Quando passeamos pelas montras digitais de videojogos, perante o assustador número de títulos que são lançados semanalmente, é difícil tomarmos uma decisão sobre qual é que devemos investir o nosso tempo e o nosso dinheiro. No meio destes há alguns jogos que são uma espécie de rufia da Rua de S. Paulo do antigamente, antes de ser o local mais hip da noite lisboeta, e que nos puxa pelos colarinhos para dentro de uma loja e nos imobiliza até vermos os produtos que tem para venda. É claro que se isto fosse mesmo uma loja da Rua de S. Paulo o mais provável é este rufia ser na realidade uma “senhora da vida” e o souvenir que de lá traríamos era uma valente sífilis.
Overfall é um desses casos e é indiscutível que é o seu visual muito próprio que o faz distanciar-se de todos os restantes concorrentes. O jogo inteiramente desenhado, com personagens que misturam de forma feliz uma estética cartoon com a fantasia, encimada, literalmente, por personagens “cabeçudos” ao estilo dos brinquedos bobble head.
Há uma tendência, do qual eu sou parte integrante, que aceitou esta lógica old school roguelike de permadeath, e em que qualquer erro é sinónimo de começar tudo de novo. Já o era assim nos jogos que jogámos quando éramos miúdos e voltou a sê-lo neste revivalismo da morte permanente. Overfall é construído com essa lógica e com uma estrutura que nos obriga verdadeiramente a morrer.

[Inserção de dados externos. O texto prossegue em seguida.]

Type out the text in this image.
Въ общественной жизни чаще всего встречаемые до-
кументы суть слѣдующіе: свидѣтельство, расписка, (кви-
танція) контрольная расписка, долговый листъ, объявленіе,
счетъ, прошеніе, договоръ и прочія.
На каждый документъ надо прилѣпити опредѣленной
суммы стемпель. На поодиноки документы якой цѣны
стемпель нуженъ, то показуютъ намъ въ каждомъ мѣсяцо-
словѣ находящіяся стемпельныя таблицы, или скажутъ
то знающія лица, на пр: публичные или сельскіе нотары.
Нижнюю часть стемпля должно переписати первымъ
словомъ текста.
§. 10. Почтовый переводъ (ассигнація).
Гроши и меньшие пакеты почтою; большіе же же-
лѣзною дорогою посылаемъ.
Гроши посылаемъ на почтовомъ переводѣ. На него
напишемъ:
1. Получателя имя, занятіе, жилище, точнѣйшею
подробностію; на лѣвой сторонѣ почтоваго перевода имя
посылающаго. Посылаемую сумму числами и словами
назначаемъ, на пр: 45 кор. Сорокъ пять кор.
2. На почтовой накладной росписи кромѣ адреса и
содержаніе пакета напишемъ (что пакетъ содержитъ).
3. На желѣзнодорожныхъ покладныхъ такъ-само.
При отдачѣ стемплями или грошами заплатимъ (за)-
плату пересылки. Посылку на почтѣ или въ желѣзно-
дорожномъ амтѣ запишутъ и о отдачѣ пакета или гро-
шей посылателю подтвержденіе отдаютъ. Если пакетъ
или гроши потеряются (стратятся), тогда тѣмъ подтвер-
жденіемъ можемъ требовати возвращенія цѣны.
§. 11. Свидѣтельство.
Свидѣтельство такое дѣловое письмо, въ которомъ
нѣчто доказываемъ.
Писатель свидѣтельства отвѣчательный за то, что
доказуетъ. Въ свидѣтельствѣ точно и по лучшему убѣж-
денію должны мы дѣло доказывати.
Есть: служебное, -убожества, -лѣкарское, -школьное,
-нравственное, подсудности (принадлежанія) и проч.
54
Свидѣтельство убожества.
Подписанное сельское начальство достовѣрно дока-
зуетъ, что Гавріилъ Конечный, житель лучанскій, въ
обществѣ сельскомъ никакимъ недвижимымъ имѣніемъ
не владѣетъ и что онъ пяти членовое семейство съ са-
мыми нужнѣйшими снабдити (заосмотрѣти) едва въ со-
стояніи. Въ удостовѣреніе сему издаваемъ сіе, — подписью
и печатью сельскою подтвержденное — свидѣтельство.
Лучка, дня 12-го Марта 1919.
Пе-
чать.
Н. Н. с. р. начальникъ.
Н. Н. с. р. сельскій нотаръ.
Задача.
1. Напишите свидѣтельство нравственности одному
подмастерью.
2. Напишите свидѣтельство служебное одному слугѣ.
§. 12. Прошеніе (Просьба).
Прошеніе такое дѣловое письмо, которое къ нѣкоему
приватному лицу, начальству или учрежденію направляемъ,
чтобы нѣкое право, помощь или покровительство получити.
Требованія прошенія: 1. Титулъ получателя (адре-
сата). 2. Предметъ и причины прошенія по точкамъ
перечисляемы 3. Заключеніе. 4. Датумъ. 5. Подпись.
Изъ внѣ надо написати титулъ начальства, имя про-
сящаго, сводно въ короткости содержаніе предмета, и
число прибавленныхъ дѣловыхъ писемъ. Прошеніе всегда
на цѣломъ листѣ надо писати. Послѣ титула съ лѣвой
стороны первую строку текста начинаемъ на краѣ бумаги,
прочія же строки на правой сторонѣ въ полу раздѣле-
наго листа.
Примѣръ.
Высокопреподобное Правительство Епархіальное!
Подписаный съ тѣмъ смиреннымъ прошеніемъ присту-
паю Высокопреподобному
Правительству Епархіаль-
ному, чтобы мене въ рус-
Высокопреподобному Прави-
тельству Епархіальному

Cada morte, cada “Game Over” não só é sinónimo de termos aprendido algo com o nosso playthrough, é também sinal, muitas vezes, de desbloquearmos algum conteúdo, mediante as quests que conseguimos fazer. Overfall foi concebido para que morramos muitas vezes e que com isso vamos conhecendo cada vez mais conteúdo e que o utilizemos no início de cada Novo Jogo.
Todo o jogo é processualmente gerado a cada Novo Jogo, o que se traduz em storylines, cartografia dos mapas que temos de explorar e das distintas ilhas com o qual nos cruzamos, passando até pelas quests disponíveis ou as ramificações das nossas escolhas. E é claro que a esta sensação de nova história constante é incrementada pela narração que acompanha todo o jogo.
O combate bebe bastante das regras clássicas de pen and paper RPGs, onde os turnos se desenrolam compassadamente num tabuleiro constituído por hexágonos. É claro que a diplomacia é uma via possível (nem sempre com sucesso), e mediante a influência que temos com dada raça é-nos permitido resolver os assuntos sem ser com violência.
Overfall ainda está em Early Access, mas tudo o que apresenta neste momento antevê-o como um dos grandes indies do ano. Para além de todo a geração processual do jogo, a incorporação de um Story Editor para o Steam Workshop confere-lhe aquele espírito build your own adventure que permitirão agradáveis surpresas com um jogo que em tanto é idêntico aos seus concorrentes, como simultaneamente se distancia de todas as semelhanças.
E que é difícil, muito difícil, e no qual morrer e começar de novo faz parte da própria estrutura da coisa. Se alguém vos disser que o passou à primeira ou está a mentir, ou teve uma tremenda sorte no jogo gerado, ou poderão ser delírios causados pelo avançado estado da neuro-sífilis. Nunca confiando…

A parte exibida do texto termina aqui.